GitHub - project-gemmi/mmcif-benchmark: Benchmarks for reading and interpreting mmCIF files

mmCIF files

wwPDB provides three kinds of PDBx/mmCIF files:

coordinate files (models, "normal" mmCIF)
structure factors (experimental data, SF-mmCIF)
Chemical Component Dictionary with the main file named components.cif.

How quickly these files can be parsed?

For big files, we test components.cif from Aug 2021 - 327 MB, coordinate file 3j3q.cif - 230 MB, and reflection file 4v9p - 248 MB.

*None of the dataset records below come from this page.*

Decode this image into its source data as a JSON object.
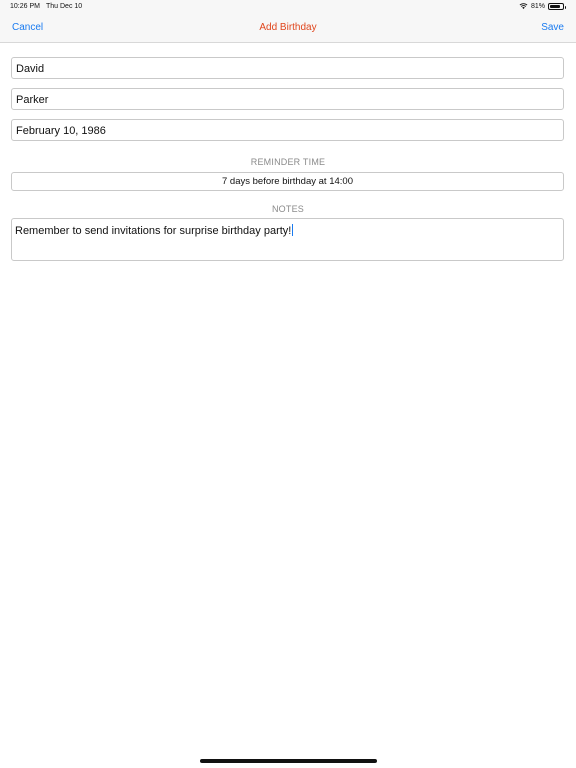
{
  "status_bar": {
    "time": "10:26 PM",
    "date": "Thu Dec 10",
    "battery": "81%",
    "battery_level": 0.81
  },
  "nav": {
    "cancel_label": "Cancel",
    "title": "Add Birthday",
    "save_label": "Save"
  },
  "form": {
    "first_name": "David",
    "last_name": "Parker",
    "birthday": "February 10, 1986",
    "reminder_label": "REMINDER TIME",
    "reminder_value": "7 days before birthday at 14:00",
    "notes_label": "NOTES",
    "notes_value": "Remember to send invitations for surprise birthday party!"
  },
  "colors": {
    "accent": "#1a7bf0",
    "title": "#e0461d"
  }
}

These three files are pretty big (although the PDB has 10x bigger SF-mmCIF files). To add more representative files I used two entries from MMTF benchmark: 4fxz (428KB) and 1cjb (836KB) that represent structures around the 50 and 75 percentile of the PDB size distribution (no. 50 from the corresponding sample_NN.csv files there).

The data files can be downloaded from wwPDB:

DATA="ftp://ftp.wwpdb.org/pub/pdb/data"
wget $DATA/monomers/components.cif.gz
wget $DATA/structures/divided/mmCIF/j3/3j3q.cif.gz
wget $DATA/structures/divided/structure_factors/v9/r4v9psf.ent.gz
wget $DATA/structures/divided/mmCIF/fx/4fxz.cif.gz
wget $DATA/structures/divided/mmCIF/cj/1cjb.cif.gz
gunzip *.gz

Note: benchmarks made by an author of one of the benchmarked programs are always suspicious. This benchmark was prepared by the author of Gemmi.

CIF parsing

In this section I benchmarked function calls and helper programs that work with CIF files on the syntactic level. The programs do different things, so I compare apples to oranges, but it gives you some idea what to expect.

The scripts used here are in the read-cif subdirectory. They either call commands:

gemmi-validate - parses and copies all the data into a DOM structure
gemmi-validate-fast - parses a file w/o copying any data
cif_api - runs cif2_syncheck from cif_api, as in a benchmark in this paper.
cif_api_fast - the same, but with the -f option (does not create DOM)

or are Python scripts:

gemmi-read - reads the CIF file from Python
pycodcif - runs parse from pycodcif
iotbx-read - calls iotbx.cif.reader() from cctbx/iotbx (Python)
py-mmcif - reads using mmcif.io.PdbxReader from py-mmcif (developed at RCSB)
py-mmcif-iab - reads using mmcif.io.IoAdapterCore from py-mmcif
pdbecif - uses Python parser from pdbecif (developed at PDBe).

The benchmark was run using the run.sh script from this repository:

for prog in read-cif/*; do ./run.sh $prog; done

Each combination of script/program and cif file was timed 10 times and the fastest time was reported. The benchmark was run on a Linux system, CPU i7-4790, 16GB RAM with 12GB limit on the program memory (ulimit -v 12582912). The libraries were installed from binaries (mostly from PyPI) or compiled with GCC 7 with default options (-O2 or -O3).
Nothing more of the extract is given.